Carbon, Nitrogen, and Phosphorus Stoichiometry between Leaf and Soil Exhibit the Different Expansion Stages of Moso Bamboo (Phyllostachys edulis (Carriere) J. Houzeau) into Chinese Fir (Cunninghamia lanceolata (Lamb.) Hook.) Forest

Abstract

The expansion of Moso bamboo (Phyllostachys edulis (Carriere) J. Houzeau) has triggered native forest retreat and a range of ecological issues, especially for the Chinese fir (Cunninghamia lanceolata (Lamb.) Hook.) forests with similar growing conditions. In order to reveal the stoichiometric characteristics of Moso bamboo succession and scientifically control the forest retreat caused by the expansion of Moso bamboo into Chinese fir, mixed forests including 0%, 30%, 50%, 60%, and 80% of Moso bamboo expanded into Chinese fir forests were used to simulate the expansion stages I, II, III, IV, and V, respectively.

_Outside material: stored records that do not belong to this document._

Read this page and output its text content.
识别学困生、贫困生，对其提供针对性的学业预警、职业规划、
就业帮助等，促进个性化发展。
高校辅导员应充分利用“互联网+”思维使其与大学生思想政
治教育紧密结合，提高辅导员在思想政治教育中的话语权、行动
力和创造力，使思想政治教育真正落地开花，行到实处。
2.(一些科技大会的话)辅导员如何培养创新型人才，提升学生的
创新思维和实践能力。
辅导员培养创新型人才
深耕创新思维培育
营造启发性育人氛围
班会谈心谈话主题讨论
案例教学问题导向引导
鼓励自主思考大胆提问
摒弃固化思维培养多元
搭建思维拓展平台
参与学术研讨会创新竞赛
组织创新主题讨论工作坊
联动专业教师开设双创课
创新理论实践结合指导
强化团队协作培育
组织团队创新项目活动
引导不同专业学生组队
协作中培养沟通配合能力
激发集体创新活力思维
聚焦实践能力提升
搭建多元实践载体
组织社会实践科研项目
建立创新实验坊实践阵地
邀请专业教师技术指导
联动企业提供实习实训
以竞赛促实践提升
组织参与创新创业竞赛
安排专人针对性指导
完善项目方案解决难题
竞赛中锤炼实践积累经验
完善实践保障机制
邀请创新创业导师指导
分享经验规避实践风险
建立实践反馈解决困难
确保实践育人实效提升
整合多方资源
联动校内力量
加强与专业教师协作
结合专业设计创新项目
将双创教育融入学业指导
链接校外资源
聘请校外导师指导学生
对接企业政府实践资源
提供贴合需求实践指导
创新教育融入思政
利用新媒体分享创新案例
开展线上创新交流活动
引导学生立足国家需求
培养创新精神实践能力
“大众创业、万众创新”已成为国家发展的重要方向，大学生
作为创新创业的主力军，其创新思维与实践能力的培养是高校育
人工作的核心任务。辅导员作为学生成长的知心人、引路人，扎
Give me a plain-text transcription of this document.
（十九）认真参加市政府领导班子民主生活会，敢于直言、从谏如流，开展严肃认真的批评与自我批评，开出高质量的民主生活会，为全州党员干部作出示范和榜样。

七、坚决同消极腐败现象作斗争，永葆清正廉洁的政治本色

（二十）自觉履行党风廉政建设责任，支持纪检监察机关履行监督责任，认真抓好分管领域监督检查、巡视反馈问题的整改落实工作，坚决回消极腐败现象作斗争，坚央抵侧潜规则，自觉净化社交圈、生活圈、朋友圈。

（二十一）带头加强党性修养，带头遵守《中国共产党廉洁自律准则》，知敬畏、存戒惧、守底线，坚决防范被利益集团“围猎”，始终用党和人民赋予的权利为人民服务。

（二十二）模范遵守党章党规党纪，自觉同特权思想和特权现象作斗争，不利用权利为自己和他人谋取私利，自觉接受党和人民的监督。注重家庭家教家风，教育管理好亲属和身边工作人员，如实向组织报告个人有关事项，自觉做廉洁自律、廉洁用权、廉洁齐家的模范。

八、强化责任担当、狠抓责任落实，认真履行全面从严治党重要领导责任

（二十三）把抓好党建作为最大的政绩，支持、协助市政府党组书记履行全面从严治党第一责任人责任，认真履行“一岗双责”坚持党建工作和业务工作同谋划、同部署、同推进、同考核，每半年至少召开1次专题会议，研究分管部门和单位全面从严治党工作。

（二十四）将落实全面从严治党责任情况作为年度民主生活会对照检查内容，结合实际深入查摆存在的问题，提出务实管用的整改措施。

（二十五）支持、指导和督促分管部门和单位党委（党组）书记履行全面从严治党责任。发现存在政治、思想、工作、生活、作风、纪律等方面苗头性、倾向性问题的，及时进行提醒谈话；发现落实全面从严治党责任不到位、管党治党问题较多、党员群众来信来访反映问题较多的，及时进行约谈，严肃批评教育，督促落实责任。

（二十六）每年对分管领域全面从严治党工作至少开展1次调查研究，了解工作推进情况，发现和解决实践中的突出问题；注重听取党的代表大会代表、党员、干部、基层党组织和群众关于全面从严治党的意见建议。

In addition, by measuring the C, N, and P contents in Moso bamboo leaves and soils and calculating the correlation stoichiometric ratios, the correlation and coupling of which were explored and combined with an ecological homeostasis model at different stages of Moso bamboo expansion. The results demonstrated that P was a key element for the high utilization of Moso bamboo growth, and the expansion principle was influenced by N limitation. The conclusion was that the anthropogenic regulation of C content in soil could achieve the purpose of expansion control and exploit the carbon sequestration capacity in the mixed forest with half Moso bamboo and half Chinese fir, which should discourage the expansion.